I giovani protagonisti di Homo homini virus avvertono le punzecchiate dell’aculeo della mediocrità mentre attraversano il mondo dell’arte estrema contemporanea, performance e body art, cercando di far valere il proprio talento. Angelo vorrebbe fare il giornalista e viene sfruttato come tutti gli aspiranti cronisti senza raccomandazioni. Iris è un’artista che usa il proprio corpo fino alle estreme conseguenze.
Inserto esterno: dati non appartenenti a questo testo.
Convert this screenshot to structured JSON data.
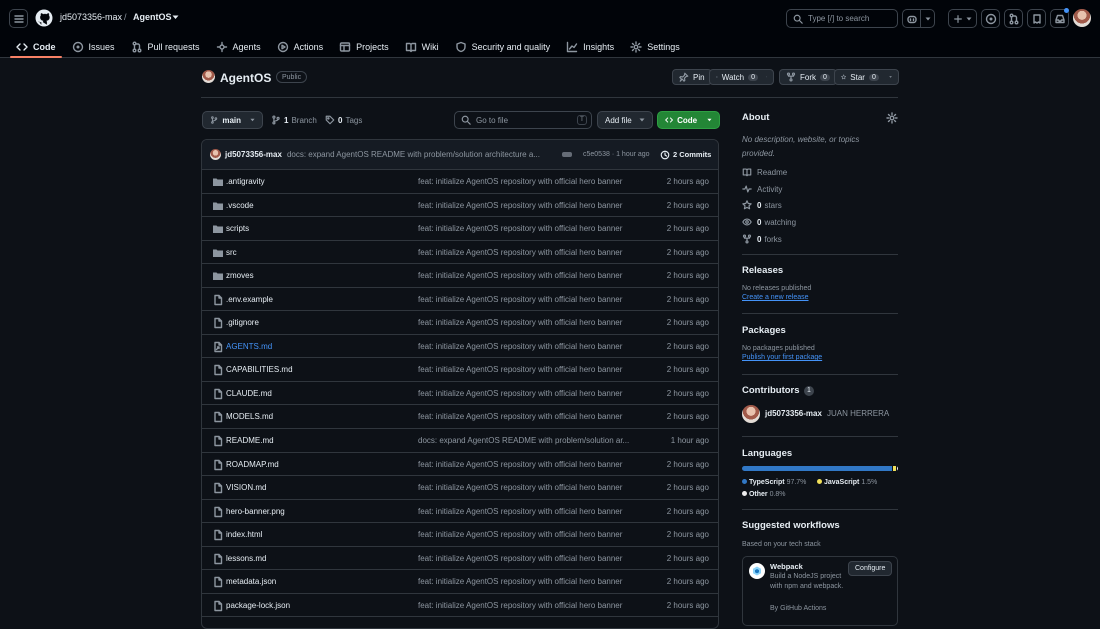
{
  "header": {
    "owner": "jd5073356-max",
    "separator": "/",
    "repo": "AgentOS",
    "search_text": "Type [/] to search"
  },
  "nav": {
    "tabs": [
      {
        "label": "Code",
        "icon": "code-icon",
        "active": true
      },
      {
        "label": "Issues",
        "icon": "issue-icon"
      },
      {
        "label": "Pull requests",
        "icon": "pull-request-icon"
      },
      {
        "label": "Agents",
        "icon": "agents-icon"
      },
      {
        "label": "Actions",
        "icon": "play-icon"
      },
      {
        "label": "Projects",
        "icon": "table-icon"
      },
      {
        "label": "Wiki",
        "icon": "book-icon"
      },
      {
        "label": "Security and quality",
        "icon": "shield-icon"
      },
      {
        "label": "Insights",
        "icon": "graph-icon"
      },
      {
        "label": "Settings",
        "icon": "gear-icon"
      }
    ]
  },
  "repo_header": {
    "title": "AgentOS",
    "visibility": "Public",
    "pin_label": "Pin",
    "watch_label": "Watch",
    "watch_count": "0",
    "fork_label": "Fork",
    "fork_count": "0",
    "star_label": "Star",
    "star_count": "0"
  },
  "toolbar": {
    "branch": "main",
    "branch_count": "1",
    "branch_label": "Branch",
    "tag_count": "0",
    "tag_label": "Tags",
    "goto_placeholder": "Go to file",
    "goto_key": "T",
    "add_file": "Add file",
    "code_label": "Code"
  },
  "latest_commit": {
    "author": "jd5073356-max",
    "message": "docs: expand AgentOS README with problem/solution architecture a...",
    "hash": "c5e0538",
    "time": "· 1 hour ago",
    "commits": "2 Commits"
  },
  "files": [
    {
      "name": ".antigravity",
      "type": "dir",
      "message": "feat: initialize AgentOS repository with official hero banner",
      "time": "2 hours ago"
    },
    {
      "name": ".vscode",
      "type": "dir",
      "message": "feat: initialize AgentOS repository with official hero banner",
      "time": "2 hours ago"
    },
    {
      "name": "scripts",
      "type": "dir",
      "message": "feat: initialize AgentOS repository with official hero banner",
      "time": "2 hours ago"
    },
    {
      "name": "src",
      "type": "dir",
      "message": "feat: initialize AgentOS repository with official hero banner",
      "time": "2 hours ago"
    },
    {
      "name": "zmoves",
      "type": "dir",
      "message": "feat: initialize AgentOS repository with official hero banner",
      "time": "2 hours ago"
    },
    {
      "name": ".env.example",
      "type": "file",
      "message": "feat: initialize AgentOS repository with official hero banner",
      "time": "2 hours ago"
    },
    {
      "name": ".gitignore",
      "type": "file",
      "message": "feat: initialize AgentOS repository with official hero banner",
      "time": "2 hours ago"
    },
    {
      "name": "AGENTS.md",
      "type": "link",
      "message": "feat: initialize AgentOS repository with official hero banner",
      "time": "2 hours ago"
    },
    {
      "name": "CAPABILITIES.md",
      "type": "file",
      "message": "feat: initialize AgentOS repository with official hero banner",
      "time": "2 hours ago"
    },
    {
      "name": "CLAUDE.md",
      "type": "file",
      "message": "feat: initialize AgentOS repository with official hero banner",
      "time": "2 hours ago"
    },
    {
      "name": "MODELS.md",
      "type": "file",
      "message": "feat: initialize AgentOS repository with official hero banner",
      "time": "2 hours ago"
    },
    {
      "name": "README.md",
      "type": "file",
      "message": "docs: expand AgentOS README with problem/solution ar...",
      "time": "1 hour ago"
    },
    {
      "name": "ROADMAP.md",
      "type": "file",
      "message": "feat: initialize AgentOS repository with official hero banner",
      "time": "2 hours ago"
    },
    {
      "name": "VISION.md",
      "type": "file",
      "message": "feat: initialize AgentOS repository with official hero banner",
      "time": "2 hours ago"
    },
    {
      "name": "hero-banner.png",
      "type": "file",
      "message": "feat: initialize AgentOS repository with official hero banner",
      "time": "2 hours ago"
    },
    {
      "name": "index.html",
      "type": "file",
      "message": "feat: initialize AgentOS repository with official hero banner",
      "time": "2 hours ago"
    },
    {
      "name": "lessons.md",
      "type": "file",
      "message": "feat: initialize AgentOS repository with official hero banner",
      "time": "2 hours ago"
    },
    {
      "name": "metadata.json",
      "type": "file",
      "message": "feat: initialize AgentOS repository with official hero banner",
      "time": "2 hours ago"
    },
    {
      "name": "package-lock.json",
      "type": "file",
      "message": "feat: initialize AgentOS repository with official hero banner",
      "time": "2 hours ago"
    }
  ],
  "sidebar": {
    "about_title": "About",
    "about_desc": "No description, website, or topics provided.",
    "readme": "Readme",
    "activity": "Activity",
    "stars_count": "0",
    "stars_label": "stars",
    "watching_count": "0",
    "watching_label": "watching",
    "forks_count": "0",
    "forks_label": "forks",
    "releases_title": "Releases",
    "releases_none": "No releases published",
    "releases_link": "Create a new release",
    "packages_title": "Packages",
    "packages_none": "No packages published",
    "packages_link": "Publish your first package",
    "contributors_title": "Contributors",
    "contributors_count": "1",
    "contributor_login": "jd5073356-max",
    "contributor_name": "JUAN HERRERA",
    "languages_title": "Languages",
    "languages": [
      {
        "name": "TypeScript",
        "percent": "97.7%",
        "value": 97.7,
        "color": "#3178c6"
      },
      {
        "name": "JavaScript",
        "percent": "1.5%",
        "value": 1.5,
        "color": "#f1e05a"
      },
      {
        "name": "Other",
        "percent": "0.8%",
        "value": 0.8,
        "color": "#ededed"
      }
    ],
    "workflows_title": "Suggested workflows",
    "workflows_sub": "Based on your tech stack",
    "workflow_name": "Webpack",
    "workflow_desc": "Build a NodeJS project with npm and webpack.",
    "workflow_by": "By GitHub Actions",
    "workflow_button": "Configure"
  }
}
Seguendo l’intreccio delle loro vicende, il lettore scopre ambienti in genere riservati agli appassionati dell’arte contemporanea, quelli che il pubblico conosce soprattutto attraverso l’opera di Marina Abramović. Un movimento artistico che tende a esplorare la comunicazione tra l’artista e il suo pubblico, ponendo soprattutto il corpo al centro dell’attenzione: sensualità e sensorialità accese anche attraverso il superamento dei propri limiti, la resistenza al dolore, l’ossessione mentale, il sacrificio di sé, la ricerca di una percezione esaltata oltre il sentire comune.
In questa costruzione non facile di un’opera aperta a influssi molto diversi tra loro, il lettore potrebbe lasciarsi prendere da una parte della narrazione e trovare ostico qualche passaggio diverso: qualcuno apprezzerà più il realismo della vicenda che il pensiero filosofico che la pervade, qualcun altro si divertirà a scoprire la realtà della performance art e troverà meno convincenti i passaggi lirici (senza dubbio ascrivibili alla «sofferenza del cuore» che si riflette già nella scelta di un movimento come i Cardiopatici) e viceversa. Ma Homo homini virus non può essere preso a frammenti, a pillole, a strappi, va invece letto come un’unica forte creazione letteraria che alla fine lancia un messaggio pessimistico e attuale sul nostro mondo. L’Uomo ha superato perfino il vecchio concetto enunciato dal filosofo Hobbes, «Homo homini lupus», ora è diventato un morbo, una malattia, un virus che si trasmette agli altri uomini contagiandoli. In questo senso il titolo può facilmente diventare un acronimo, HHV, che ricorda molto da vicino quello dell’HIV, come a sottolineare che al centro c’è il Corpo, un corpo che tende a dissolversi e macerarsi, un corpo umano ma anche un corpo sociale che si sta corrompendo in via forse definitiva. I romanzi come questo ne sono una spia e, quando vengono da un giovane autore, sono anche un allarme – se qualcuno lo volesse ascoltare.